Larangan Penjualan Minuman Kemasan di Taman Nasional Dicabut

Ardita Mustafa, CNN Indonesia | Senin, 21/08/2017 19:01 WIB
Larangan Penjualan Minuman Kemasan di Taman Nasional Dicabut Pemandangan di Grand Canyon. (Wikipedia/Paul Hermans)
Jakarta, CNN Indonesia -- Sampah plastik sulit untuk dimusnahkan dari muka bumi ini, apalagi yang dibuang sembarangan. Oleh karena itu, sejak enam tahun yang lalu Badan Taman Nasional Amerika Serikat (AS) melarang penjualan minuman dalam kemasan plastik di beberapa kawasan binaannya.

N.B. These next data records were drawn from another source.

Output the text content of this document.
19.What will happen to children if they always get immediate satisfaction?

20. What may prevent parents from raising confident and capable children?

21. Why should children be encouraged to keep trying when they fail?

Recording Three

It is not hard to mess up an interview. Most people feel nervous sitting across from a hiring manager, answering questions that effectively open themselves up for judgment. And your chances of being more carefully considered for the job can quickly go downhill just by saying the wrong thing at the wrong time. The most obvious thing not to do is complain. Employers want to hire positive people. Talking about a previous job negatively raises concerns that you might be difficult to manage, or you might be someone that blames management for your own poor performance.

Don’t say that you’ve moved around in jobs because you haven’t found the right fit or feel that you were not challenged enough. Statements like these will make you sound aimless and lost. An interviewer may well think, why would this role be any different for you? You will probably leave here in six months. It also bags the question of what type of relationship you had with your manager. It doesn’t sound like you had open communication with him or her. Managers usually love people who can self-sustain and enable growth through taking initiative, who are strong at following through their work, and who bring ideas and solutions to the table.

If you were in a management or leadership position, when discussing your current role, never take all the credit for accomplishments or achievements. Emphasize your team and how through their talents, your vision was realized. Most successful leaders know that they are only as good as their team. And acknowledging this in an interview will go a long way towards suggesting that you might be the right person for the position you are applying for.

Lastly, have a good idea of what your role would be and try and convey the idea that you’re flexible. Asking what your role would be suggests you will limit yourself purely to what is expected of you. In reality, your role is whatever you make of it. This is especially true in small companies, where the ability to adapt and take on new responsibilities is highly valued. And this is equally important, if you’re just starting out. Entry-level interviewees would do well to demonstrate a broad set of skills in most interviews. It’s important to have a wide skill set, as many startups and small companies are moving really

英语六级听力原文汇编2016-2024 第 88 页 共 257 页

Dari total 417 taman nasional, Badan Taman Nasional AS kembali mengizinkan 23 taman nasional untuk berjualan minuman dalam kemasan plastik.

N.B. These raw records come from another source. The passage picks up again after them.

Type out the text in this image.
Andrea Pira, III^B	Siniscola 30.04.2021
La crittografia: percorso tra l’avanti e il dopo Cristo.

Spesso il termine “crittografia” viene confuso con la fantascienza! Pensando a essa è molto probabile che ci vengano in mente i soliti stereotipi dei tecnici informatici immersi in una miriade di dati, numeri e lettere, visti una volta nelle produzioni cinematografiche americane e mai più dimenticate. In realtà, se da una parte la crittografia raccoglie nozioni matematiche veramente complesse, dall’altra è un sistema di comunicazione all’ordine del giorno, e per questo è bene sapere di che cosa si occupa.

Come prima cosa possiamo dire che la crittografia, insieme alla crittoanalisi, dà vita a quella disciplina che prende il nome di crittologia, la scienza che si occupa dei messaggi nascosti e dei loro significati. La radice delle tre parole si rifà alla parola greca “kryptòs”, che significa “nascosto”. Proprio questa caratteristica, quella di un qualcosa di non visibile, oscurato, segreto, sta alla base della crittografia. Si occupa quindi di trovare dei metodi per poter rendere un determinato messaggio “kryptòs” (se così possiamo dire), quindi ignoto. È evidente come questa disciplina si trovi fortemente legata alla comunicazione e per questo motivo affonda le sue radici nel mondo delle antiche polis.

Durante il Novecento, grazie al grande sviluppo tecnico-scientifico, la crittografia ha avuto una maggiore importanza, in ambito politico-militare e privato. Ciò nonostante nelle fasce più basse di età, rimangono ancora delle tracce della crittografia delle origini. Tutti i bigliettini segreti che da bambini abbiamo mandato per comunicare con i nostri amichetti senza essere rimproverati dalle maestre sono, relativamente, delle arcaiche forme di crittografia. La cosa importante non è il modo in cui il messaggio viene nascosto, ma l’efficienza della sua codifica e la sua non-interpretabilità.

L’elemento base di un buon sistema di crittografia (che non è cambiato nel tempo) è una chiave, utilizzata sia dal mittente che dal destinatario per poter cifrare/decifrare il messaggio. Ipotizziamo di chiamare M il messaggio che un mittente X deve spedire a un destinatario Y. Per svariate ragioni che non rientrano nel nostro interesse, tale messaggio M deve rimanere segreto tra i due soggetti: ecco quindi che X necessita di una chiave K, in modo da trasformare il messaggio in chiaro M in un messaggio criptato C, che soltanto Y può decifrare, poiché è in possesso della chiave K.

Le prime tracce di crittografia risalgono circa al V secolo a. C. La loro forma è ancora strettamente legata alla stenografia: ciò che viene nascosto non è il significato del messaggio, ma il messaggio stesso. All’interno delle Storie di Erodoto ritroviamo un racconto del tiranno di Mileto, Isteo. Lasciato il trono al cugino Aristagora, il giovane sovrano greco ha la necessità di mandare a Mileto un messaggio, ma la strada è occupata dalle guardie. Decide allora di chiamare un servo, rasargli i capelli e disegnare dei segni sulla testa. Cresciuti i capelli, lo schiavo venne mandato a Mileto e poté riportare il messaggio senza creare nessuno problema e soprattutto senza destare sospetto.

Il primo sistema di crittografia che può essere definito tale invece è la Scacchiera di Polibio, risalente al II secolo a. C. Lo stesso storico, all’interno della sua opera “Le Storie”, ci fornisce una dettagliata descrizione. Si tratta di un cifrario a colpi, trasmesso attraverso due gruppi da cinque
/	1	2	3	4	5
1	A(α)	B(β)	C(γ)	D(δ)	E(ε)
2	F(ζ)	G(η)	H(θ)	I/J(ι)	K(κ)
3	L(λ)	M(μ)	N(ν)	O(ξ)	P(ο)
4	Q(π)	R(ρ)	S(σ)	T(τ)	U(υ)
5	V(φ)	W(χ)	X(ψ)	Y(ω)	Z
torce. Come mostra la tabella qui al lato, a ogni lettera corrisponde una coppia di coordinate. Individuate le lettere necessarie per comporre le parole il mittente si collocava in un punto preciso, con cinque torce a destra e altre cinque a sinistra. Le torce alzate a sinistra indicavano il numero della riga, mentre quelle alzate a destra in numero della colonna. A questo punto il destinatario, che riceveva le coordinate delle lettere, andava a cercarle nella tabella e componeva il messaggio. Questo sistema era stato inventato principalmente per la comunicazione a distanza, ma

Taman-taman nasional yang diizinkan lagi menjual minuman dalam kemasan plastik antara lain; Grand Canyon, Zion, Bryce Canyon dan Mount Rushmore.


[Gambas:Instagram]

“Meski demikian, kami tetap berharap pengunjung membawa botol minuman yang bisa diisi ulang di pos-pos terdekat,” kata sang Direktur, Michael T. Reynolds, seperti yang dilansir dari Travel and Leisure pada Senin (21/9).


Larangan penjualan minuman dalam kemasan plastik telah diterapkan Badan Taman Nasional AS sejak 2011, sebagai usaha untuk mengurangi jumlah sampah plastik yang jumlahnya sampai ribuan ton di sejumlah kawasan.

[Gambas:Instagram]

Tentu saja larangan tersebut membuat pusing pengusaha minuman kemasan yang tergabung dalam Asosiasi Minuman Kemasan Internasional (IBWA).

Selama beberapa tahun mereka memintah pemerintah AS untuk merevisi larangan tersebut, karena merasa kalau larangan itu cacat hukum.


Pasalnya, penjualan air mineral dalam botol plasti dilarang, sementara minuman lainnya diizinkan.

Walau kini puluhan taman nasional sudah boleh menjual minuman dalam kemasan plastik, tapi belum diketahui kapan izin baru itu diberlakukan.